Christian Bilcheck, Principal at Breakthrough Innovations LLC and former Vice President of System Planning at AVANGRID, highlights a persistent misconception among utility planners and engineers—that Advanced Conductors are relevant only for reconductoring or exceptional long-span applications, such as river crossings.
“The benefits of applying the ACCC® Advanced Conductor extend far beyond reconductoring,” Bilcheck explains. “When integrated into the design of new or rebuilt transmission lines, ACCC® can reduce total project costs by 10–15% or more compared to conventional ACSR or ACSS conductors.”

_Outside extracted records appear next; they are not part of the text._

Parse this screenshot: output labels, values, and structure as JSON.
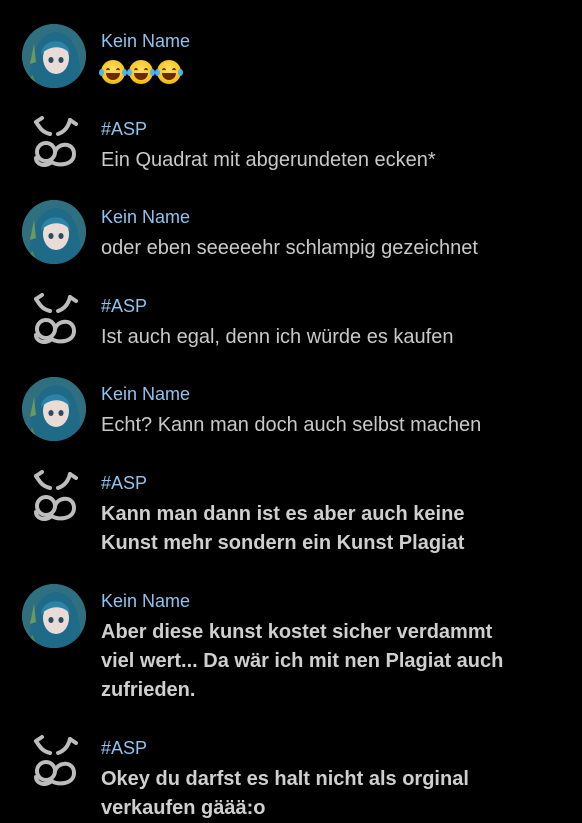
{
  "messages": [
    {
      "sender": "Kein Name",
      "avatar": "anime-girl-avatar",
      "text": "",
      "emoji": [
        "face-with-tears-of-joy",
        "face-with-tears-of-joy",
        "face-with-tears-of-joy"
      ]
    },
    {
      "sender": "#ASP",
      "avatar": "asp-logo-avatar",
      "text": "Ein Quadrat mit abgerundeten ecken*"
    },
    {
      "sender": "Kein Name",
      "avatar": "anime-girl-avatar",
      "text": "oder eben seeeeehr schlampig gezeichnet"
    },
    {
      "sender": "#ASP",
      "avatar": "asp-logo-avatar",
      "text": "Ist auch egal, denn ich würde es kaufen"
    },
    {
      "sender": "Kein Name",
      "avatar": "anime-girl-avatar",
      "text": "Echt? Kann man doch auch selbst machen"
    },
    {
      "sender": "#ASP",
      "avatar": "asp-logo-avatar",
      "lines": [
        "Kann man dann ist es aber auch keine",
        "Kunst mehr sondern ein Kunst Plagiat"
      ]
    },
    {
      "sender": "Kein Name",
      "avatar": "anime-girl-avatar",
      "lines": [
        "Aber diese kunst kostet sicher verdammt",
        "viel wert... Da wär ich mit nen Plagiat auch",
        "zufrieden."
      ]
    },
    {
      "sender": "#ASP",
      "avatar": "asp-logo-avatar",
      "lines": [
        "Okey du darfst es halt nicht als orginal",
        "verkaufen gäää:o"
      ]
    }
  ],
  "colors": {
    "background": "#000000",
    "sender_name": "#8fc4ee",
    "message_text": "#c9c9c9"
  }
}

He emphasizes that realizing these savings requires utilities to leverage the conductor’s characteristics from the outset of the design process. “Too often, line designs begin with traditional steel-core conductors, and ACCC® is considered only later as an alternative. By that point, the design—and the (lost) opportunity for real savings—has already been locked in.”

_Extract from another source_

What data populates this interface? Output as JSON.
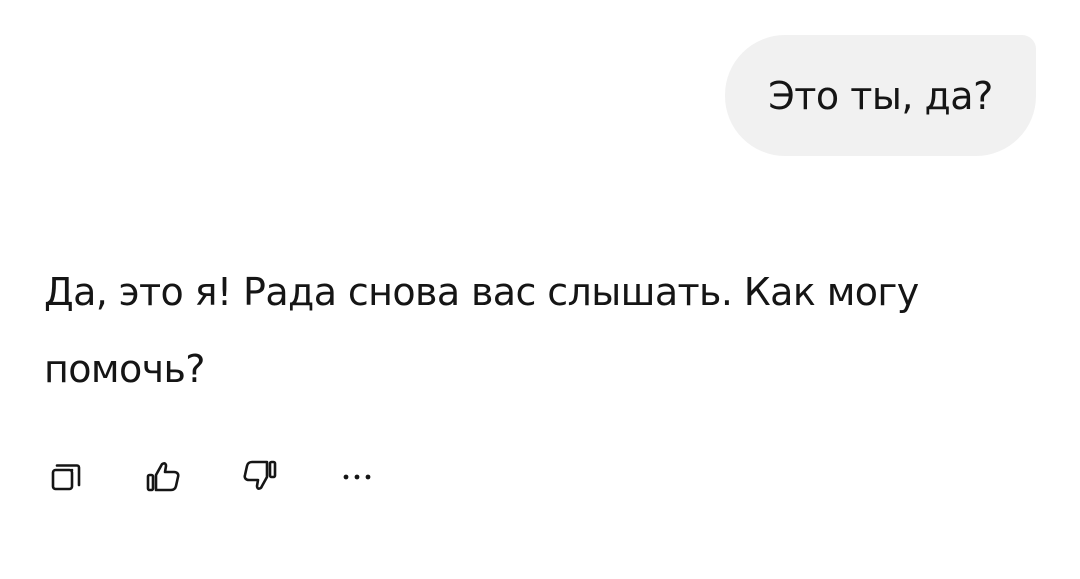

The lower weight and reduced sag of ACCC® enable longer spans, fewer or shorter structures, and smaller foundations—all contributing to meaningful cost savings. “Fewer and shorter structures also translate to improved siting and permitting outcomes,” Bilcheck adds. “They deliver not only economic benefits but also tangible environmental advantages—demonstrating a commitment to minimizing visual impact and respecting local communities.”

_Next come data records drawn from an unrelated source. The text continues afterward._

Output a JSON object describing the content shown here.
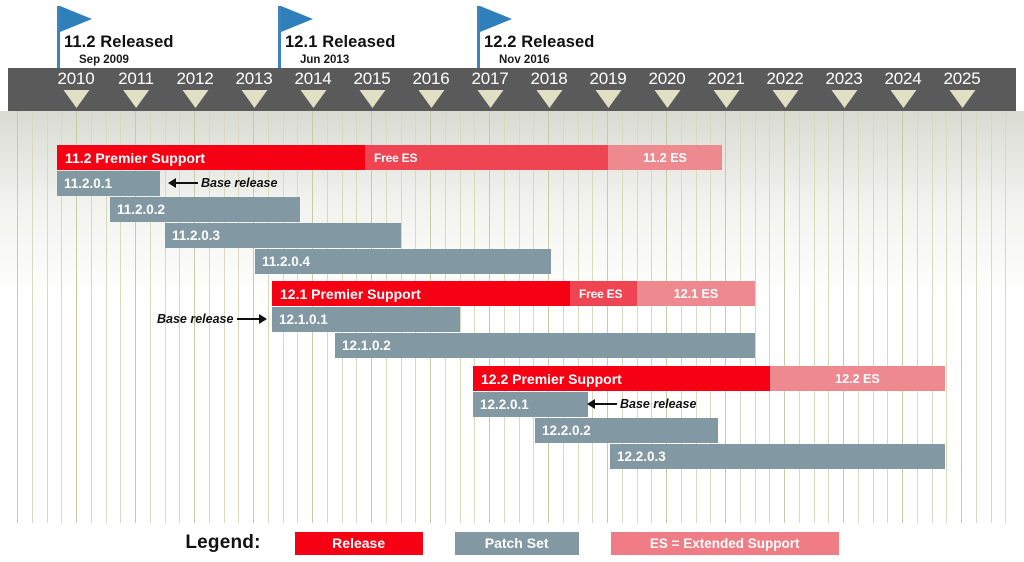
{
  "chart_data": {
    "type": "bar",
    "title": "Oracle Database Release Support Timeline",
    "xlabel": "",
    "ylabel": "",
    "xlim": [
      2009.6,
      2026.0
    ],
    "grid": true,
    "legend_position": "bottom-center",
    "axis_years": [
      "2010",
      "2011",
      "2012",
      "2013",
      "2014",
      "2015",
      "2016",
      "2017",
      "2018",
      "2019",
      "2020",
      "2021",
      "2022",
      "2023",
      "2024",
      "2025"
    ],
    "milestones": [
      {
        "title": "11.2 Released",
        "date": "Sep 2009",
        "x_year": 2009.7
      },
      {
        "title": "12.1 Released",
        "date": "Jun 2013",
        "x_year": 2013.45
      },
      {
        "title": "12.2 Released",
        "date": "Nov 2016",
        "x_year": 2016.85
      }
    ],
    "series": [
      {
        "name": "11.2 Premier Support",
        "kind": "release",
        "segments": [
          {
            "label": "11.2 Premier Support",
            "type": "premier",
            "start": 2009.83,
            "end": 2015.08
          },
          {
            "label": "Free ES",
            "type": "free-es",
            "start": 2015.08,
            "end": 2019.23
          },
          {
            "label": "11.2 ES",
            "type": "es",
            "start": 2019.23,
            "end": 2021.18
          }
        ]
      },
      {
        "name": "11.2.0.1",
        "kind": "patch",
        "label": "11.2.0.1",
        "start": 2009.83,
        "end": 2011.59
      },
      {
        "name": "11.2.0.2",
        "kind": "patch",
        "label": "11.2.0.2",
        "start": 2010.73,
        "end": 2013.98
      },
      {
        "name": "11.2.0.3",
        "kind": "patch",
        "label": "11.2.0.3",
        "start": 2011.67,
        "end": 2015.68
      },
      {
        "name": "11.2.0.4",
        "kind": "patch",
        "label": "11.2.0.4",
        "start": 2013.21,
        "end": 2018.24
      },
      {
        "name": "12.1 Premier Support",
        "kind": "release",
        "segments": [
          {
            "label": "12.1 Premier Support",
            "type": "premier",
            "start": 2013.5,
            "end": 2018.58
          },
          {
            "label": "Free ES",
            "type": "free-es",
            "start": 2018.58,
            "end": 2019.73
          },
          {
            "label": "12.1 ES",
            "type": "es",
            "start": 2019.73,
            "end": 2021.74
          }
        ]
      },
      {
        "name": "12.1.0.1",
        "kind": "patch",
        "label": "12.1.0.1",
        "start": 2013.5,
        "end": 2016.7
      },
      {
        "name": "12.1.0.2",
        "kind": "patch",
        "label": "12.1.0.2",
        "start": 2014.57,
        "end": 2021.74
      },
      {
        "name": "12.2 Premier Support",
        "kind": "release",
        "segments": [
          {
            "label": "12.2 Premier Support",
            "type": "premier",
            "start": 2016.93,
            "end": 2021.99
          },
          {
            "label": "12.2 ES",
            "type": "es",
            "start": 2021.99,
            "end": 2024.98
          }
        ]
      },
      {
        "name": "12.2.0.1",
        "kind": "patch",
        "label": "12.2.0.1",
        "start": 2016.93,
        "end": 2018.89
      },
      {
        "name": "12.2.0.2",
        "kind": "patch",
        "label": "12.2.0.2",
        "start": 2017.99,
        "end": 2021.11
      },
      {
        "name": "12.2.0.3",
        "kind": "patch",
        "label": "12.2.0.3",
        "start": 2019.27,
        "end": 2024.98
      }
    ],
    "annotations": [
      {
        "text": "Base release",
        "direction": "left",
        "target": "11.2.0.1"
      },
      {
        "text": "Base release",
        "direction": "right",
        "target": "12.1.0.1"
      },
      {
        "text": "Base release",
        "direction": "left",
        "target": "12.2.0.1"
      }
    ],
    "colors": {
      "premier": "#f60013",
      "free_es": "#ef4452",
      "extended_support": "#ee8a8f",
      "patch_set": "#8298a3",
      "axis_bar": "#5a5a5a",
      "year_marker": "#dfe0c4",
      "flag": "#2f7fba",
      "gridline": "#d8d9bd"
    }
  },
  "flags": [
    {
      "title": "11.2 Released",
      "date": "Sep 2009"
    },
    {
      "title": "12.1 Released",
      "date": "Jun 2013"
    },
    {
      "title": "12.2 Released",
      "date": "Nov 2016"
    }
  ],
  "axis": {
    "years": [
      "2010",
      "2011",
      "2012",
      "2013",
      "2014",
      "2015",
      "2016",
      "2017",
      "2018",
      "2019",
      "2020",
      "2021",
      "2022",
      "2023",
      "2024",
      "2025"
    ]
  },
  "rows": {
    "r0": {
      "s0": "11.2 Premier Support",
      "s1": "Free ES",
      "s2": "11.2 ES"
    },
    "r1": {
      "label": "11.2.0.1"
    },
    "r2": {
      "label": "11.2.0.2"
    },
    "r3": {
      "label": "11.2.0.3"
    },
    "r4": {
      "label": "11.2.0.4"
    },
    "r5": {
      "s0": "12.1 Premier Support",
      "s1": "Free ES",
      "s2": "12.1 ES"
    },
    "r6": {
      "label": "12.1.0.1"
    },
    "r7": {
      "label": "12.1.0.2"
    },
    "r8": {
      "s0": "12.2 Premier Support",
      "s1": "12.2 ES"
    },
    "r9": {
      "label": "12.2.0.1"
    },
    "r10": {
      "label": "12.2.0.2"
    },
    "r11": {
      "label": "12.2.0.3"
    }
  },
  "annotations": {
    "a1": "Base release",
    "a2": "Base release",
    "a3": "Base release"
  },
  "legend": {
    "title": "Legend:",
    "release": "Release",
    "patch_set": "Patch Set",
    "extended_support": "ES = Extended Support"
  }
}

Delivering Economic and Environmental Benefits
The efficiency gains from Advanced Conductors also carry systemic benefits. Reduced line losses mean less generation is needed to deliver the same power, lowering both operational costs and emissions. For large utilities, this can translate into tens of millions of dollars in avoided losses annually.
Moreover, because reconductoring projects can often be completed in months rather than years, utilities can respond to new industrial loads or renewable integration needs far more quickly. That agility supports economic growth – by enabling new factories, data centers, and housing developments to connect to reliable power without long delays.
From a ratepayer perspective, the story is equally positive. By upgrading existing assets rather than building new lines, utilities can mitigate rate pressure even as demand grows. The result is a more efficient, resilient, and affordable grid.
A Proven Path Forward
As the energy transition accelerates, utilities must move beyond incremental change. The scale of electrification now demands proven, scalable solutions that can be deployed today. Advanced Conductors like the ACCC® Conductor provide exactly that – a practical bridge between the aging grid of the past and the high-performance, high-capacity network of the future.
“Every transmission owner can take steps right now,” says Bryant. “Survey existing corridors, identify congested paths, and evaluate what reconductoring could deliver. The technology is highly tested and proven, the policy support is here, and the need has never been greater.”
The U.S. grid stands at an inflection point – and as this new generation of conductors demonstrates, the fastest path to the future may well run along the lines we already have.